I suspect many people who have any experience with road tubeless have concluded that term is an oxymoron, like postal service or jumbo shrimp, and I can’t blame them.
A few weeks back I had three flats over a five-day span on a road tubeless setup. For various reasons I opted to fix the flats rather than swap for clinchers and tubes. My reasons had more to do with my sense of professional responsibility than my convenience, though I did enough walking in a pair of gravel shoes my feet have some opinions about my choices.
So the central problem with road tubeless is that if something punctures your tire, the air pressure is high enough to cause sealant to pinwheel like Chinese fireworks, spraying sealant in spinning rooster tails. No one, in my experience, has made a sealant thick enough to seal a puncture when the tire is inflated to anything more than 40 psi.
The problem here is that you have to be a fool to run 28s at 40 psi. I run 28s at 60-65 psi for tubeless; with tubes, I run the tires 10 psi higher than that.
I didn’t actually see what caused any of my punctures, unlike the hunk of broken coffee mug that once sliced an $80 tubular down to the base tape—and that’s in 1990s dollars. Seeing what had caused my punctures may not educate me, but as I’ve mentioned previously, I’m eternally curious.
The punctures were not large, and let me add that two of them were front punctures, a detail that defies my comprehension. Because they were small, I tried adding additional sealant, turning the wheel so that the puncture was positioned at the bottom of the wheel and gave it time to seal before pumping the tire back up. I can’t say at exactly what pressure the sealant blew out, but it was more than 40 psi and less than 50 psi. On the first attempt, a booger of congealed sealant shot down the driveway, followed by a wet spray of fresh sealant. On my second attempt, I let it sit longer, then added a bit of pressure, maybe 25 psi, enough to force more sealant into the cut.
After letting it sit for several hours I pumped it up to 50 psi, and then got on the bike to see if it would hold.
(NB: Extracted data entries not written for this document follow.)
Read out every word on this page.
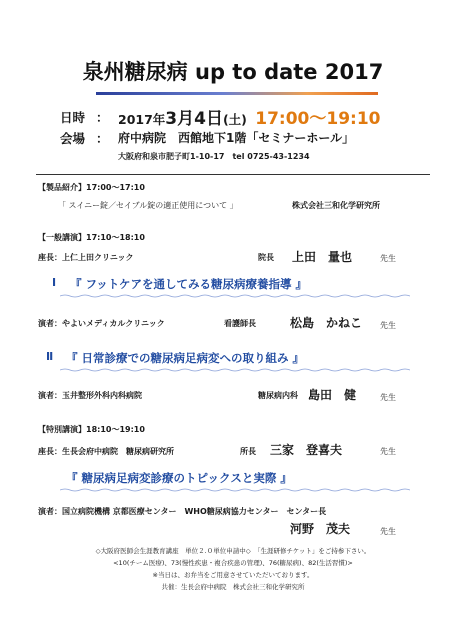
泉州糖尿病 up to date 2017
日時 ： 2017年3月4日(土) 17:00〜19:10
会場 ： 府中病院　西館地下1階「セミナーホール」
大阪府和泉市肥子町1-10-17　tel 0725-43-1234
【製品紹介】17:00〜17:10
「 スイニー錠／セイブル錠の適正使用について 」	株式会社三和化学研究所
【一般講演】17:10〜18:10
座長：上仁上田クリニック	院長 上田　量也	先生
Ⅰ 『 フットケアを通してみる糖尿病療養指導 』
演者：やよいメディカルクリニック	看護師長	松島　かねこ 先生
Ⅱ 『 日常診療での糖尿病足病変への取り組み 』
演者：玉井整形外科内科病院	糖尿病内科 島田　健	先生
【特別講演】18:10〜19:10
座長：生長会府中病院　糖尿病研究所	所長 三家　登喜夫	先生
『 糖尿病足病変診療のトピックスと実際 』
演者：国立病院機構 京都医療センター　WHO糖尿病協力センター　センター長
河野　茂夫	先生
◇大阪府医師会生涯教育講座　単位２.０単位申請中◇　「生涯研修チケット」をご持参下さい。
<10(チーム医療)、73(慢性疾患・複合疾患の管理)、76(糖尿病)、82(生活習慣)>
※当日は、お弁当をご用意させていただいております。
共催：生長会府中病院　株式会社三和化学研究所
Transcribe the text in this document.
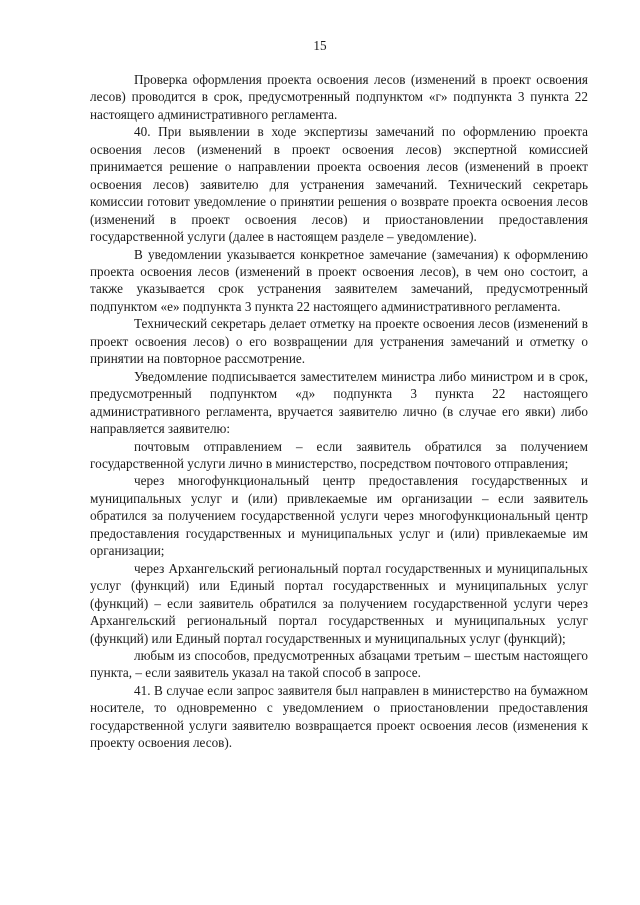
15

Проверка оформления проекта освоения лесов (изменений в проект освоения лесов) проводится в срок, предусмотренный подпунктом «г» подпункта 3 пункта 22 настоящего административного регламента.

40. При выявлении в ходе экспертизы замечаний по оформлению проекта освоения лесов (изменений в проект освоения лесов) экспертной комиссией принимается решение о направлении проекта освоения лесов (изменений в проект освоения лесов) заявителю для устранения замечаний. Технический секретарь комиссии готовит уведомление о принятии решения о возврате проекта освоения лесов (изменений в проект освоения лесов) и приостановлении предоставления государственной услуги (далее в настоящем разделе – уведомление).

В уведомлении указывается конкретное замечание (замечания) к оформлению проекта освоения лесов (изменений в проект освоения лесов), в чем оно состоит, а также указывается срок устранения заявителем замечаний, предусмотренный подпунктом «е» подпункта 3 пункта 22 настоящего административного регламента.

Технический секретарь делает отметку на проекте освоения лесов (изменений в проект освоения лесов) о его возвращении для устранения замечаний и отметку о принятии на повторное рассмотрение.

Уведомление подписывается заместителем министра либо министром и в срок, предусмотренный подпунктом «д» подпункта 3 пункта 22 настоящего административного регламента, вручается заявителю лично (в случае его явки) либо направляется заявителю:

почтовым отправлением – если заявитель обратился за получением государственной услуги лично в министерство, посредством почтового отправления;

через многофункциональный центр предоставления государственных и муниципальных услуг и (или) привлекаемые им организации – если заявитель обратился за получением государственной услуги через многофункциональный центр предоставления государственных и муниципальных услуг и (или) привлекаемые им организации;

через Архангельский региональный портал государственных и муниципальных услуг (функций) или Единый портал государственных и муниципальных услуг (функций) – если заявитель обратился за получением государственной услуги через Архангельский региональный портал государственных и муниципальных услуг (функций) или Единый портал государственных и муниципальных услуг (функций);

любым из способов, предусмотренных абзацами третьим – шестым настоящего пункта, – если заявитель указал на такой способ в запросе.

41. В случае если запрос заявителя был направлен в министерство на бумажном носителе, то одновременно с уведомлением о приостановлении предоставления государственной услуги заявителю возвращается проект освоения лесов (изменения к проекту освоения лесов).
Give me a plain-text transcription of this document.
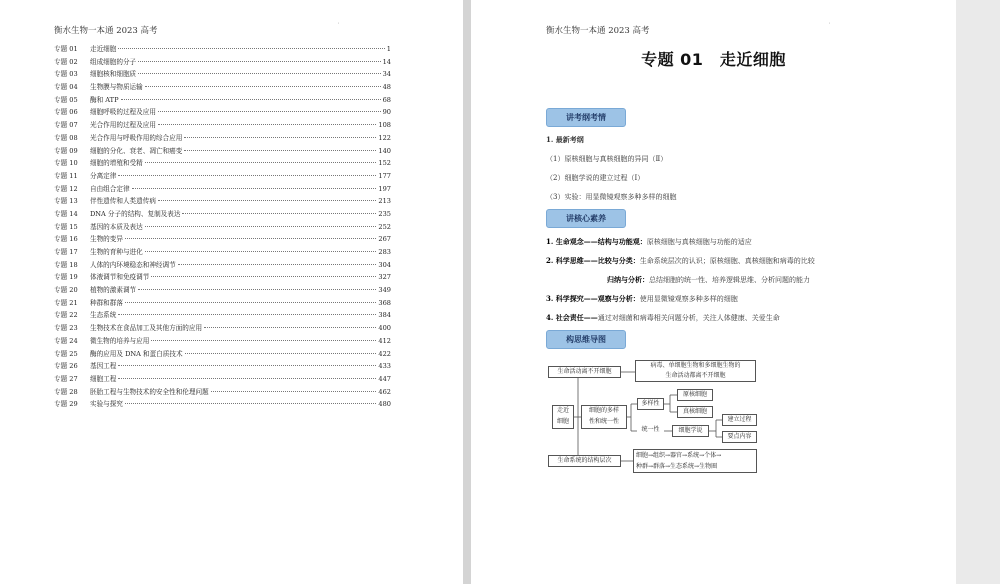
衡水生物一本通 2023 高考
'
专题 01	走近细胞	1
专题 02	组成细胞的分子	14
专题 03	细胞核和细胞质	34
专题 04	生物膜与物质运输	48
专题 05	酶和 ATP	68
专题 06	细胞呼吸的过程及应用	90
专题 07	光合作用的过程及应用	108
专题 08	光合作用与呼吸作用的综合应用	122
专题 09	细胞的分化、衰老、凋亡和癌变	140
专题 10	细胞的增殖和受精	152
专题 11	分离定律	177
专题 12	自由组合定律	197
专题 13	伴性遗传和人类遗传病	213
专题 14	DNA 分子的结构、复制及表达	235
专题 15	基因的本质及表达	252
专题 16	生物的变异	267
专题 17	生物的育种与进化	283
专题 18	人体的内环境稳态和神经调节	304
专题 19	体液调节和免疫调节	327
专题 20	植物的激素调节	349
专题 21	种群和群落	368
专题 22	生态系统	384
专题 23	生物技术在食品加工及其他方面的应用	400
专题 24	微生物的培养与应用	412
专题 25	酶的应用及 DNA 和蛋白质技术	422
专题 26	基因工程	433
专题 27	细胞工程	447
专题 28	胚胎工程与生物技术的安全性和伦理问题	462
专题 29	实验与探究	480
衡水生物一本通 2023 高考
'
专题 01　走近细胞
讲考纲考情
1. 最新考纲
（1）原核细胞与真核细胞的异同（Ⅱ）
（2）细胞学说的建立过程（Ⅰ）
（3）实验：用显微镜观察多种多样的细胞
讲核心素养
1. 生命观念——结构与功能观：原核细胞与真核细胞与功能的适应
2. 科学思维——比较与分类：生命系统层次的认识；原核细胞、真核细胞和病毒的比较
归纳与分析：总结细胞的统一性、培养逻辑思维、分析问题的能力
3. 科学探究——观察与分析：使用显微镜观察多种多样的细胞
4. 社会责任——通过对细菌和病毒相关问题分析，关注人体健康、关爱生命
构思维导图
生命活动离不开细胞
病毒、单细胞生物和多细胞生物的
生命活动都离不开细胞
走近
细胞
细胞的多样
性和统一性
多样性
原核细胞
真核细胞
统一性	细胞学说
建立过程
要点内容
生命系统的结构层次
细胞→组织→器官→系统→个体→
种群→群落→生态系统→生物圈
No sooner had I placed one foot on a pedal when a wet whoosh told me no, even before I saw the spray arcing ahead of my bike.
Before I admit that I have given up on sealant as a flat fix for road tubeless, oops, guess I spoiled that, let me say that I do plan to try additional sealants in the future.
One reason I haven’t experimented that much with different sealants and road tubeless is that I’ve simply defaulted to whatever the thickest sealant is I have on hand. Another reason I haven’t experimented that much is that on a mile-for-mile basis, road tubeless does result in fewer flats than traditional clinchers. The exception to this is in wet conditions. Both my front flats with road tubeless came on wet roads.
I ended up cutting plugs in half and inserting them. This involved making the hole in the tire substantially larger than it was. Making a hole in a tire larger is brain-stem-level counterintuitive. Considering the length of the plug tool, this was not easy to do. I had to pinch the tire and push the tool in at a shallow angle to the tire, not directly perpendicular to the tire because the tool would reach the rim long before the plug would go through.
Honestly, I held a fair amount of trepidation about doing this. I was deeply concerned that I would make the hole larger without ever inserting the plug; it took a fair bit of fighting to get the plug through the tire, way more effort than when I’ve plugged an MTB tire, which I’ve only had to do twice in more than ten years of tubeless MTB riding.
Another concern was that the plug would simply blow out once I tried to pump the tire to 60 psi.
I was also concerned that a plug in a road tire was going to result in a bump in the tire that would irritate the hell out of me and if there was a lump that was perceptible, it would have driven me nuts, for sure.
From a tactile perspective, there’s no bump. I have to look to find where the plug went in. I’ve taken the tires up to 65 psi, too.
From now on, I’m only using enough sealant to make sure the tire seals at the rim. I’ll be keeping plugs and CO2 in my saddle bag, in part because I’ve yet to wash all the sealant off the jersey, bibs and knee warmers I was wearing that day.